DRY violations and heavy maintenance
The legacy UI had deep structural duplication: separate add vs edit components, parallel pages across admin and agent portals, and utility widgets copied into multiple trees. Even a simple label or validation tweak required touching many isolated files, which slowed delivery and increased regression risk.
Component-driven, unified surfaces
Led a refactor toward component-driven development: merged add/edit into one dynamic form keyed by route params (e.g. /:id), collapsed duplicated portal pages into shared views with RBAC, and hoisted repeated pieces (such as activity logs) into a centralized shared library.
Impact
Materially shrank the surface area of the UI codebase and cut ongoing maintenance cost: fixes and visual tweaks increasingly land in one place, propagating consistently across both portals instead of chasing copies in siloed folders.

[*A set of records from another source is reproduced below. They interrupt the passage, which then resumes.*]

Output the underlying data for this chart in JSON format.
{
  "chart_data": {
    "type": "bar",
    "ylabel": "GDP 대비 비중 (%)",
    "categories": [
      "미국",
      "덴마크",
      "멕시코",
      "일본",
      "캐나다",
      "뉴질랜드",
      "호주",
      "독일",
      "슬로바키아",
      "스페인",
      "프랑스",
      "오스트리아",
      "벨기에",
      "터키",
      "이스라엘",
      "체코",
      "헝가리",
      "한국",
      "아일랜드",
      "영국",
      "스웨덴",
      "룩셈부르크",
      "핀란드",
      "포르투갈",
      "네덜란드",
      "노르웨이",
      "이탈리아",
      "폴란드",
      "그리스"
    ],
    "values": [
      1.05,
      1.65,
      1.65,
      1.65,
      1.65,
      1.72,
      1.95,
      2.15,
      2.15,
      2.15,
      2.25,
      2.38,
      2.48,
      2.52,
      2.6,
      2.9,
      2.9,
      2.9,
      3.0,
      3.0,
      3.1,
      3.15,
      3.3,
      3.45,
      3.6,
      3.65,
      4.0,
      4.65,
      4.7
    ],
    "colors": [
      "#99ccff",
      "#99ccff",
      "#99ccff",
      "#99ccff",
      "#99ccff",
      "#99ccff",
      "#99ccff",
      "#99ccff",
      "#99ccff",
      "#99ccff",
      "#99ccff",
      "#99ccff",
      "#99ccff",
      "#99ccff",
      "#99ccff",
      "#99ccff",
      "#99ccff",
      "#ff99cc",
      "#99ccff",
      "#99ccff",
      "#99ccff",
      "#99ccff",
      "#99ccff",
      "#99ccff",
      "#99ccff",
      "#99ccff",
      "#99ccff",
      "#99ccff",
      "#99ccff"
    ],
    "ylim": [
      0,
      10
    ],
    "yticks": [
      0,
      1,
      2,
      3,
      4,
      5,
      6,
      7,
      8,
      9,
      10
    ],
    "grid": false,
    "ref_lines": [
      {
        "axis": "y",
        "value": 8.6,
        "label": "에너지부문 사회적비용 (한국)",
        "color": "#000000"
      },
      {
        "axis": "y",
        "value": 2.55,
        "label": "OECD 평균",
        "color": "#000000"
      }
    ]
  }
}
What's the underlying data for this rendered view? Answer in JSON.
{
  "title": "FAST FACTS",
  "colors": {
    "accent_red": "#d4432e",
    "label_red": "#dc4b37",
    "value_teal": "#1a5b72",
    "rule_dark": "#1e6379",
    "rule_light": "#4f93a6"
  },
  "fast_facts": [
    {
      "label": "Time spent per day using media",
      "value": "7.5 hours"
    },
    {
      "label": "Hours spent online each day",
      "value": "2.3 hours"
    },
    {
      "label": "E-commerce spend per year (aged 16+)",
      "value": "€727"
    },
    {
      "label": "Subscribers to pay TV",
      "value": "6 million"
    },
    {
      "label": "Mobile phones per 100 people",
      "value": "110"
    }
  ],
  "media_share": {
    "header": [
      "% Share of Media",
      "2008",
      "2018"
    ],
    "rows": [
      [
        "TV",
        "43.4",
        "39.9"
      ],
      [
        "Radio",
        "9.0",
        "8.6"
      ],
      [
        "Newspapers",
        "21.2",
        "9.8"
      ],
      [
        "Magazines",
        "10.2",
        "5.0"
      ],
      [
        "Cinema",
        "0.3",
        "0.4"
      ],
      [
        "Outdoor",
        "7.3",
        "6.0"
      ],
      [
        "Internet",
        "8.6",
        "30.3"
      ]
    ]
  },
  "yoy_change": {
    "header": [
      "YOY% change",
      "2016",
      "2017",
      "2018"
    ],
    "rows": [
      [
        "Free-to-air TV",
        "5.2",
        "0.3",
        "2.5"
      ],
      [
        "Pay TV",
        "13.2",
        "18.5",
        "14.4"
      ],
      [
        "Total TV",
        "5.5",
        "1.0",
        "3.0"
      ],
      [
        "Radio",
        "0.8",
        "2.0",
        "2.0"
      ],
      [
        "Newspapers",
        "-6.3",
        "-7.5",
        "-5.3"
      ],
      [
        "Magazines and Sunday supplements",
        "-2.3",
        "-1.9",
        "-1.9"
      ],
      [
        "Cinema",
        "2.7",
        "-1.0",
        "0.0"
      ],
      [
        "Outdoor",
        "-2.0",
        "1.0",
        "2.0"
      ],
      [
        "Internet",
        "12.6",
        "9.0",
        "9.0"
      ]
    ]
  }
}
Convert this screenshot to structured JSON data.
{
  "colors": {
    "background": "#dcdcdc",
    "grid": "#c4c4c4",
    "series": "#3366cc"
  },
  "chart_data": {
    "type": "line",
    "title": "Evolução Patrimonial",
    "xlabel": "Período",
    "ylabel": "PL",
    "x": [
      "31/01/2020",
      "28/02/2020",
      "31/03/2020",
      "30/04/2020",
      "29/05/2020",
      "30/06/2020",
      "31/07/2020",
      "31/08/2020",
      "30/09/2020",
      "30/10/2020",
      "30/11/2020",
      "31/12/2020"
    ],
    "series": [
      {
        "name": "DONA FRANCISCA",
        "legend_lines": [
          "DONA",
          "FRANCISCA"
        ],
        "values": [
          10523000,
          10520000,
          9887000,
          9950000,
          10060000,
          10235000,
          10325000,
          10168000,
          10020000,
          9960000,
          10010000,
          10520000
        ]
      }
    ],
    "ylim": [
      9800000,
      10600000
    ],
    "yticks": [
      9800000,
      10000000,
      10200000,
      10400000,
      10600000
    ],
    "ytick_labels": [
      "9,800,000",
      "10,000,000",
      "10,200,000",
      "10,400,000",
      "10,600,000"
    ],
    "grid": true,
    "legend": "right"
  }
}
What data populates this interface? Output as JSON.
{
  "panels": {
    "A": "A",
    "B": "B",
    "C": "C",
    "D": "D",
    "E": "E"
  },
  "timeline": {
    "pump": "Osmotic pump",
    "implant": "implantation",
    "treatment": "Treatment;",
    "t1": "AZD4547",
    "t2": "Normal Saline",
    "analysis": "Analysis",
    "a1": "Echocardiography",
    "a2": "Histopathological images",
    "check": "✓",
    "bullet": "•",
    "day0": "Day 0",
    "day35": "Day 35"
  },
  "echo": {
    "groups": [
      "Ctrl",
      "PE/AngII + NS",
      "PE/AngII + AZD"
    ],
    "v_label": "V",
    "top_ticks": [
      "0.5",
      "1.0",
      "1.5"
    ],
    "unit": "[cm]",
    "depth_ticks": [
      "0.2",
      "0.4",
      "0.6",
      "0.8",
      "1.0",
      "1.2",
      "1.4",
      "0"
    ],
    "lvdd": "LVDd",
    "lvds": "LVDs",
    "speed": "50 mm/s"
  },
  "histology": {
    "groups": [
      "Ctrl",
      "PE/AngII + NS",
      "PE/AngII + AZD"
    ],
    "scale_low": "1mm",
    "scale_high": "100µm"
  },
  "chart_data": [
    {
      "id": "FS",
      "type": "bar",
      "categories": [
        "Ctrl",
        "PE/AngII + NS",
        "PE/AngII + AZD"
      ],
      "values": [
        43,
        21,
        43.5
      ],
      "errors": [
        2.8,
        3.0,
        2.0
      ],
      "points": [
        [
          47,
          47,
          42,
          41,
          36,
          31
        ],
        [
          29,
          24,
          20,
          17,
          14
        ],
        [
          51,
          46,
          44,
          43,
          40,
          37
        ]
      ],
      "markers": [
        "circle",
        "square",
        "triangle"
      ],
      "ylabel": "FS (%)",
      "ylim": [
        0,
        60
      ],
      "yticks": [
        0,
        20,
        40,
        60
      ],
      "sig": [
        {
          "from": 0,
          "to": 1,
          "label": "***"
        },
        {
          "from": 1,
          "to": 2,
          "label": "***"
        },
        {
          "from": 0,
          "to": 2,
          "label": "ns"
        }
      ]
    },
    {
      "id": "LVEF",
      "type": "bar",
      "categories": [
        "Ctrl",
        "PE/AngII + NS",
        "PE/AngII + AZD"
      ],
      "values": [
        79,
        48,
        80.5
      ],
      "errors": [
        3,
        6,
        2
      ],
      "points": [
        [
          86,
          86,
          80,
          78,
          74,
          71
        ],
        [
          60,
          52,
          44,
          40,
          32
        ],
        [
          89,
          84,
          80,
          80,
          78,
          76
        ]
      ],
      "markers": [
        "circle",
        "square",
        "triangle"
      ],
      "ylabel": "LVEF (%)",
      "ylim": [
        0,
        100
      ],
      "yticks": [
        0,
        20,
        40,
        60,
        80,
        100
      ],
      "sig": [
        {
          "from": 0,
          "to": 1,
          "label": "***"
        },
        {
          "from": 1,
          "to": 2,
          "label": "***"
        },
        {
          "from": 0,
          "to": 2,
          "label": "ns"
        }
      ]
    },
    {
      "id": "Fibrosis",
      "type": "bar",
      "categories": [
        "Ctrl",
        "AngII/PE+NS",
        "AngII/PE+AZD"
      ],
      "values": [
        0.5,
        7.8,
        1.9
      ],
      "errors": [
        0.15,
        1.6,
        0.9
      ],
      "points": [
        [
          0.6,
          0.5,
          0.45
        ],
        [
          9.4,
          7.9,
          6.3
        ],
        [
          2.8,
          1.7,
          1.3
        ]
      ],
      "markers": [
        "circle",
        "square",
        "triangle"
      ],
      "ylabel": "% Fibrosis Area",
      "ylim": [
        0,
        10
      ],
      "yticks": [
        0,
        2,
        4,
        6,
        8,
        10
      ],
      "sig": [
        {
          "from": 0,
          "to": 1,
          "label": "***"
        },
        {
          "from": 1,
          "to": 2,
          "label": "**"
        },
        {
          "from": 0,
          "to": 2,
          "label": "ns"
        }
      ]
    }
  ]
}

Architecture transformation
High-level view of structure before vs after. Diagrams are illustrative of the pattern, not a literal repo map.
Before — legacy duplication
Separate add/edit routes, mirrored portal pages, and duplicated widgets (e.g. activity logs) meant every small change fanned out across many files.
After — unified, component-driven
One dynamic form per module driven by route params, shared list and log components, and RBAC to branch admin vs agent behavior without duplicating screens.